Thank you for listening in.
This is a podcast in the series called, “It’s all about tea.”
I am your host, Rebecca Budd, and I’m looking forward to sharing this moment with you.
So put the kettle on and join me for Tea, Toast. and a little Trivia, where we will discuss the mysteries and adventures of tea: their origins, stories, aromas, and delicious tastes.
I’m making a special cup of tea today, one that is a reminder of friendships, past and present, and the conversations in between. This story dates to the early 1970’s when I moved from Winnipeg to Edmonton. It was a time of beginnings, and I was eager for new adventures. For me, the 1970’s meant change and forging new possibilities and opportunities. I was ready to meet new friends, live on my own and embark on an academic journey at University of Alberta.
Canada is a huge country. There are 1,304.8 kilometres between Winnipeg and Edmonton, which according to my Google sources takes about 13 hours and 21 minutes to drive. It was no small move.
Tonight, as I wait for my tea to steep, I take a backward glance over forty years and congratulate myself on choosing a city that changed the trajectory of my life.
Edmonton was where I was introduced to a famous blend of tea flavoured with a secret recipe (of course it would be secret) of orange rind and sweet spice.
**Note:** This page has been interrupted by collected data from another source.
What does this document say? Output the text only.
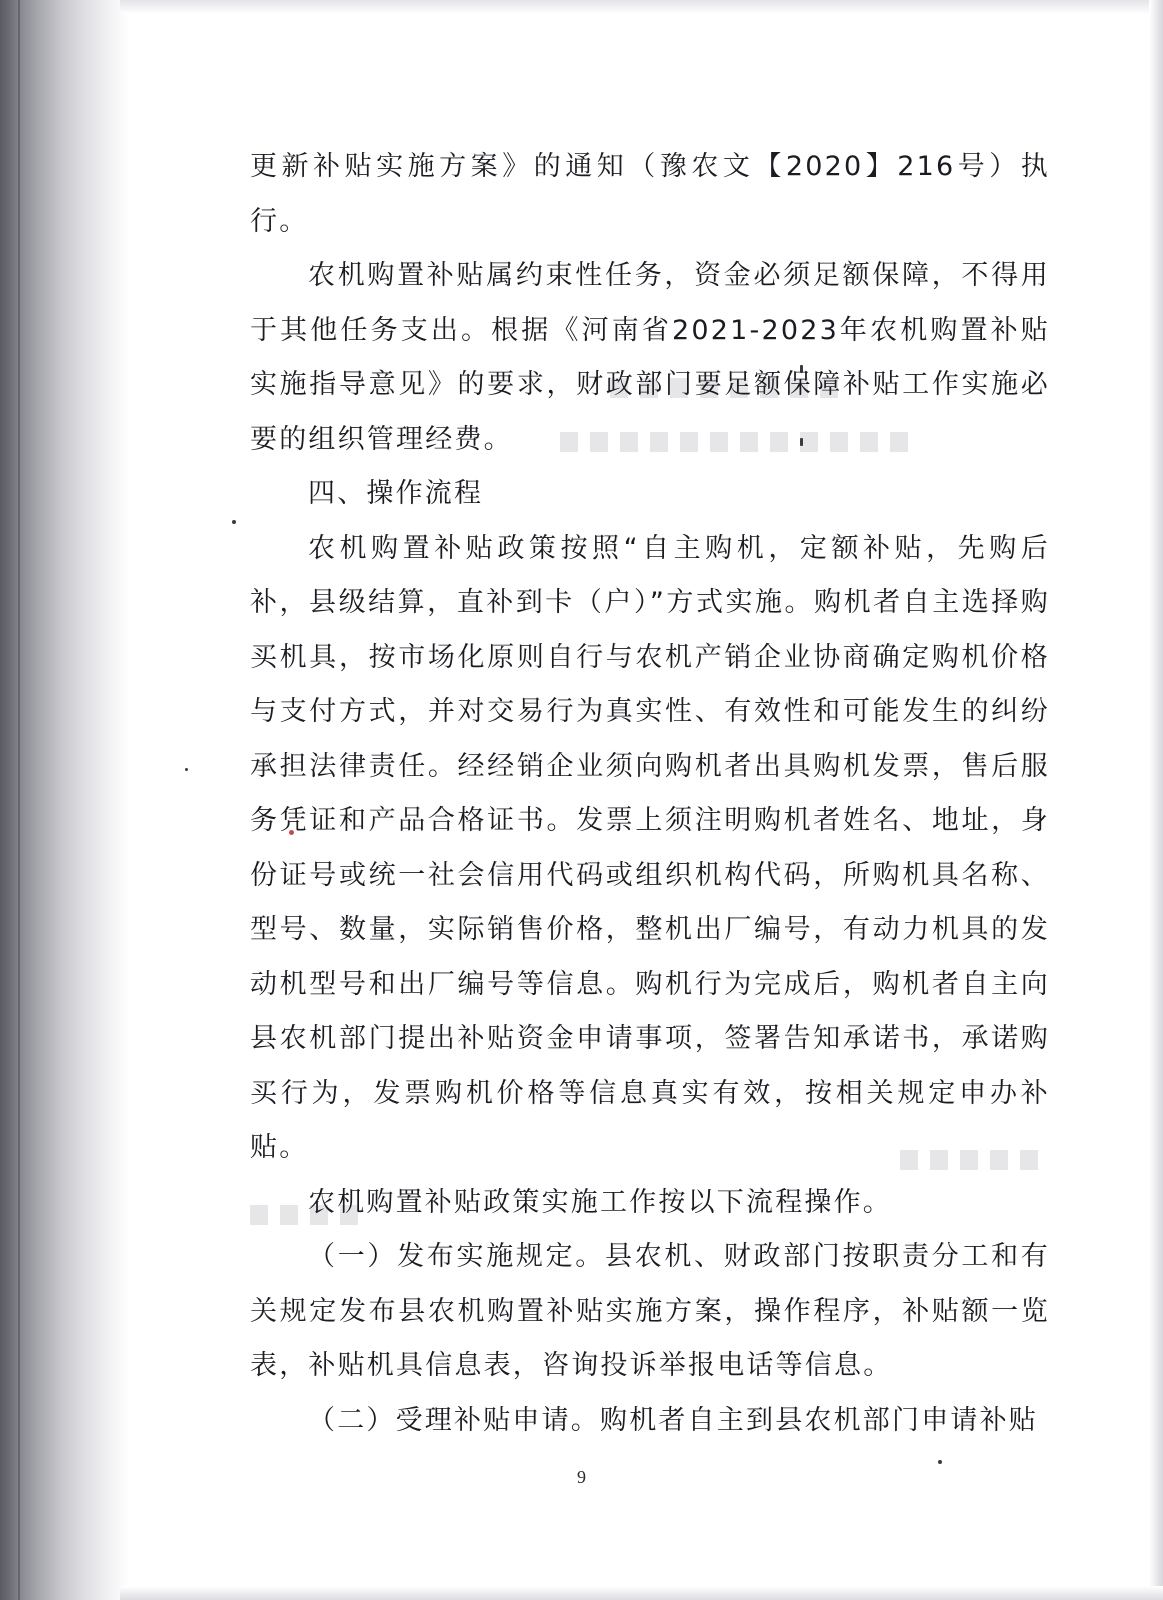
更新补贴实施方案》的通知（豫农文【2020】216号）执行。

农机购置补贴属约束性任务，资金必须足额保障，不得用于其他任务支出。根据《河南省2021-2023年农机购置补贴实施指导意见》的要求，财政部门要足额保障补贴工作实施必要的组织管理经费。

四、操作流程

农机购置补贴政策按照“自主购机，定额补贴，先购后补，县级结算，直补到卡（户）”方式实施。购机者自主选择购买机具，按市场化原则自行与农机产销企业协商确定购机价格与支付方式，并对交易行为真实性、有效性和可能发生的纠纷承担法律责任。经经销企业须向购机者出具购机发票，售后服务凭证和产品合格证书。发票上须注明购机者姓名、地址，身份证号或统一社会信用代码或组织机构代码，所购机具名称、型号、数量，实际销售价格，整机出厂编号，有动力机具的发动机型号和出厂编号等信息。购机行为完成后，购机者自主向县农机部门提出补贴资金申请事项，签署告知承诺书，承诺购买行为，发票购机价格等信息真实有效，按相关规定申办补贴。

农机购置补贴政策实施工作按以下流程操作。

（一）发布实施规定。县农机、财政部门按职责分工和有关规定发布县农机购置补贴实施方案，操作程序，补贴额一览表，补贴机具信息表，咨询投诉举报电话等信息。

（二）受理补贴申请。购机者自主到县农机部门申请补贴

9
Oh, the aroma was marvelous. It was also a nod to my favourite young Canadian poet, Leonard Cohen.
“Suzanne takes you down to her place near the river You can hear the boats go by, you can spend the night forever And you know that she's half-crazy but that's why you want to be there And she feeds you tea and oranges that come all the way from China”
Ah, Leonard Cohen. Did Suzanne really serve him tea and oranges that came all the way from China? Yes, she did! According to many sources, including NPR, when asked this question Leonard would reply: “She fed me a tea called Constant Comment, which has small pieces of orange rind in it, which gave birth to the image.”
Constant Comment became my constant companion those years. Even now, I keep a stash of Constant Comment teabags, wrapped in colourful foil, that when opened, releases a feel-good cinnamon and orange fragrance. Ahhhhh!!! And I say this, without any prompting from The Bigelow Tea Company.
Speaking of “feel good” sensations, the legend behind Constant Comment adds to the enjoyment of taking tea. You may think that a tea connoisseur fashioned the blend. After all, Constant Comments remains one of Bigelow’s most popular product. It was an interior designer, Ruth Campbell Bigelow, who was the mastermind. For more on this story, I invite you to link to Alan Bisbort’s article “Bigelow Tea – A Connecticut Tea Party” in the Connecticut Explored magazine.
But what to name the tea? Here is where serendipity stepped in.
A July 1945 Gourmet Magazine article by noted food writer Clementine Paddleford in her column Food Flashes tells this story about the origin of the name.
To this day, the formula is unchanged from the original created by Ruth Campbell Bigelow. It remains a closely guarded secret.
The idea of an interior designer creating an iconic tea blend is a reminder that anything is possible. Two women who shared a love of tea and offered their idea to an unknown destiny changed the trajectory of their lives, much like my move to Edmonton those many years ago.
Life has a way of evolving in ways that surprise and delight. We are born for exploration. Our curiosity and imagination have the power open doors of possibilities.